Augmented and Virtual Reality: what are the privacy risks?

Last month, Nintendo released a new video game in the popular Super Mario Kart saga. The game is part of a new category of Toys-to-life, a video game genre that uses augmented reality to build a kart circuit directly at home.

This, however, could be the start of a new privacy problem.

In practice, the video camera of the game captures the reality that surrounds the player, so as to create a parallel world within the console with which it is connected.

For more related articles, check our blog.


But how does it work?

The miracle is allowed thanks to Augmented Reality (AR), a technology that allows us to add information and virtual objects to what surrounds us, creating a bridge between ours and the digital world.

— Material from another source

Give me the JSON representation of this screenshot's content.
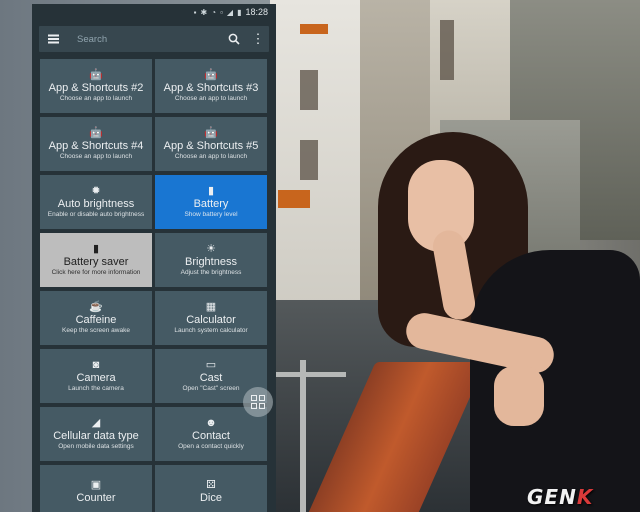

It consists of taking advantage of a direct or indirect vision of a real physical environment, the elements of which are augmented by the sensory input generated by the computer such as sounds, graphics and videos.

In a nutshell, AR links objects present in reality with virtual elements.


It’s important to understand if there are concrete risks to privacy

In addition to gaming, AR – and its twin sister VR (Virtual Reality) – has applications in the commercial, educational, military and even healthcare fields. However, the technology linked to AR and VR acquire a series of sensitive data related to biometric tracking, for example.

The most worrying aspect of this technology is the inexistence of privacy regulations – both at government and corporate level – that regulate the use of the amount of data users produce.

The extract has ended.